President Thabo Mbeki of South Africa is dangerously wrong in listening to the so-called AIDS dissidents who dispute the scientifically established facts on the subject of Acquired Immune Deficiency Syndrome (AIDS) and the Human Immuno-deficiency Virus (HIV). He must not allow the dissidents' opinions to alter his own country's current programme to fight AIDS, which broadly recognises the realities of this dreadful condition. But he was quite right to emphasise, at this year's AIDS conference in Durban, the significance of poverty as a factor in the AIDS pandemic which has been called Africa's apocalypse. Poverty does not cause AIDS, but AIDS assuredly causes poverty and poverty is largely why African countries have been unable to deal satisfactorily with the problem which is now virtually out of control on their continent.
The statistics on AIDS are now so appalling that they are almost impossible to comprehend. They are estimates based on projections from scientifically verified surveys of population samples, and they are far worse now than the projections that were presented to the last International AIDS Conference just two years ago. Some 15,000 people in the world are now contracting HIV every day, to add to the total of 34.3 million already estimated to be HIV positive, and two-thirds of them are in sub-Saharan Africa. Many of the children are orphans whose dead mothers passed on HIV to them to blight their short lives.
There is a relatively new drug, Nevirapine, which has been shown to reduce greatly the transmission of HIV from mother to child during pregnancy. But this drug is not available in the public-health services in African countries, any more than the other drugs which have been used in developed countries to treat many of the most distressing symptoms of AIDS and to prolong lives of high quality. The African health services, even those in South Africa, say they simply cannot afford to buy these crucial drugs which are the patented property of vastly wealthy multinational pharmaceutical companies.

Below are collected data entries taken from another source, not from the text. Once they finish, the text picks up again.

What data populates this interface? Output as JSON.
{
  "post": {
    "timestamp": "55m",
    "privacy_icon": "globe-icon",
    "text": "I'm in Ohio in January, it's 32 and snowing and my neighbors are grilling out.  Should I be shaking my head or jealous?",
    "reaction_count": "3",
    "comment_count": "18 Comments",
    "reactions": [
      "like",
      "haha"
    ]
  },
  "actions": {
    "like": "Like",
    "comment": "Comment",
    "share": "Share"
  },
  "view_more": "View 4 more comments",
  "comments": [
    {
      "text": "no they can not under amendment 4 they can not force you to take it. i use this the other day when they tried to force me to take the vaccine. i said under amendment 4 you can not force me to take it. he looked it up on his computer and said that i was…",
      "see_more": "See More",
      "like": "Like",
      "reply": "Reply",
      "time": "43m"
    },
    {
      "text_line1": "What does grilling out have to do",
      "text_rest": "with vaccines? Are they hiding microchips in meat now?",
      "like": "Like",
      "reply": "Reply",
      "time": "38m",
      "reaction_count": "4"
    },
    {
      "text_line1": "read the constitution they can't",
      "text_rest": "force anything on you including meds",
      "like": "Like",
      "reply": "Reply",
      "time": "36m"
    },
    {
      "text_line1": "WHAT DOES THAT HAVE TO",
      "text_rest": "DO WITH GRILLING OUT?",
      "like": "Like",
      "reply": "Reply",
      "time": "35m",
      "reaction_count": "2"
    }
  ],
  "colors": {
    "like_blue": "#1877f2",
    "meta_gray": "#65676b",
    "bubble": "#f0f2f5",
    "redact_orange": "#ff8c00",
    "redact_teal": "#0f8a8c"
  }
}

Yet pharmacists in India, Thailand and Brazil have demonstrated that the same substances can be produced at a cost that could be affordable for countries in the developing world. It will still be some years before a potential vaccine, currently on trial in the United States and Asia, proves sufficiently safe and efficacious to be distributed to whole populations. In the meantime, the African apocalypse could spread worldwide.

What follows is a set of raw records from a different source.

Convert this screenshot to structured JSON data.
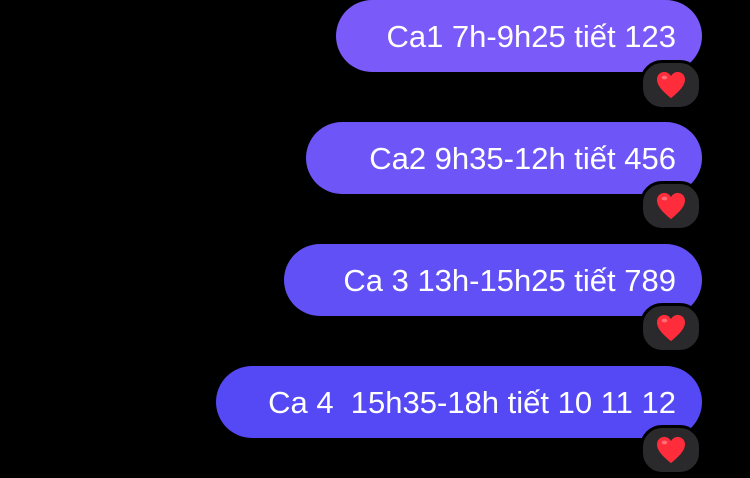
{
  "messages": [
    {
      "text": "Ca1 7h-9h25 tiết 123",
      "bubble_color": "#7a5af8",
      "reaction": "heart-emoji"
    },
    {
      "text": "Ca2 9h35-12h tiết 456",
      "bubble_color": "#6e55f7",
      "reaction": "heart-emoji"
    },
    {
      "text": "Ca 3 13h-15h25 tiết 789",
      "bubble_color": "#6150f6",
      "reaction": "heart-emoji"
    },
    {
      "text": "Ca 4  15h35-18h tiết 10 11 12",
      "bubble_color": "#5549f5",
      "reaction": "heart-emoji"
    }
  ],
  "colors": {
    "background": "#000000",
    "reaction_pill": "#2a2a2c",
    "heart": "#ff2d3c"
  }
}
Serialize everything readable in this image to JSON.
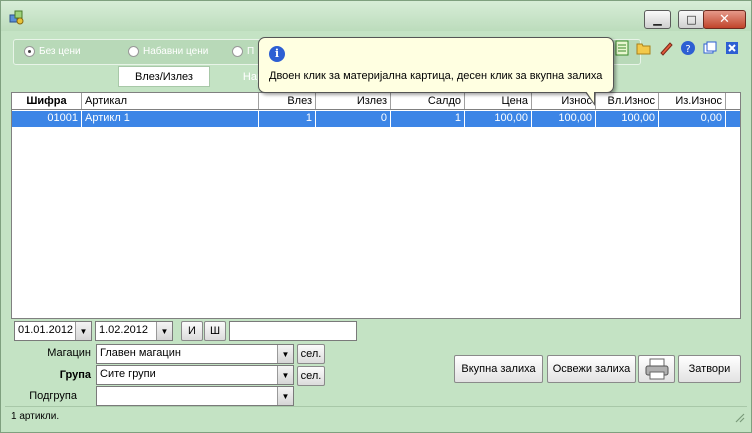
{
  "radios": [
    {
      "label": "Без цени",
      "checked": true
    },
    {
      "label": "Набавни цени",
      "checked": false
    },
    {
      "label": "П",
      "checked": false
    }
  ],
  "tabs": [
    {
      "label": "Влез/Излез",
      "active": true
    },
    {
      "label": "Нар",
      "active": false
    }
  ],
  "tooltip": {
    "text": "Двоен клик за материјална картица, десен клик за вкупна залиха"
  },
  "toolbar_icons": [
    "document-icon",
    "folder-open-icon",
    "pencil-icon",
    "help-icon",
    "window-icon",
    "close-icon"
  ],
  "grid": {
    "columns": [
      "Шифра",
      "Артикал",
      "Влез",
      "Излез",
      "Салдо",
      "Цена",
      "Износ",
      "Вл.Износ",
      "Из.Износ"
    ],
    "rows": [
      [
        "01001",
        "Артикл 1",
        "1",
        "0",
        "1",
        "100,00",
        "100,00",
        "100,00",
        "0,00"
      ]
    ]
  },
  "filters": {
    "date_from": "01.01.2012",
    "date_to": "1.02.2012",
    "and_label": "И",
    "code_label": "Ш",
    "search_value": "",
    "warehouse_label": "Магацин",
    "warehouse_value": "Главен магацин",
    "group_label": "Група",
    "group_value": "Сите групи",
    "subgroup_label": "Подгрупа",
    "subgroup_value": "",
    "select_label": "сел."
  },
  "buttons": {
    "total_stock": "Вкупна залиха",
    "refresh_stock": "Освежи залиха",
    "close": "Затвори"
  },
  "status": {
    "text": "1 артикли."
  },
  "colors": {
    "window_bg": "#c4e3c4",
    "selection": "#3c85e6",
    "tooltip_bg": "#ffffe1"
  }
}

Seven months ago, the Secretary General of the UN, Kofi Annan, acknowledged that the international community's response to AIDS had failed Africa and that the scale of the crisis required a co-ordinated strategy between governments, intergovernmental bodies, community groups, science and private corporations. That, as one of the most impressive speakers at the Durban conference - Mr Justice Edwin Cameron of the South African High Court, himself HIV positive - said, was more than 200 days ago: "days on each of which, in my country alone, approximately 1,700 people have become newly infected with HIV".
The matter is urgent. More than a quarter of the next generation of Africans will not reach adulthood at the present rate of the spread of HIV. The social fabric of many African states is already tearing apart. If global compassion cannot persuade the world to help out effectively in Africa now, the self-interest of the developed world's governments should at least dictate an immediate provision of essential drug resources and the finance to repair the torn social fabric of the stricken states of Africa. The additional £4.2 million of Irish governmental funds to HIV programmes in developing countries is welcome. But it is the thinnest sliver of what the situation demands.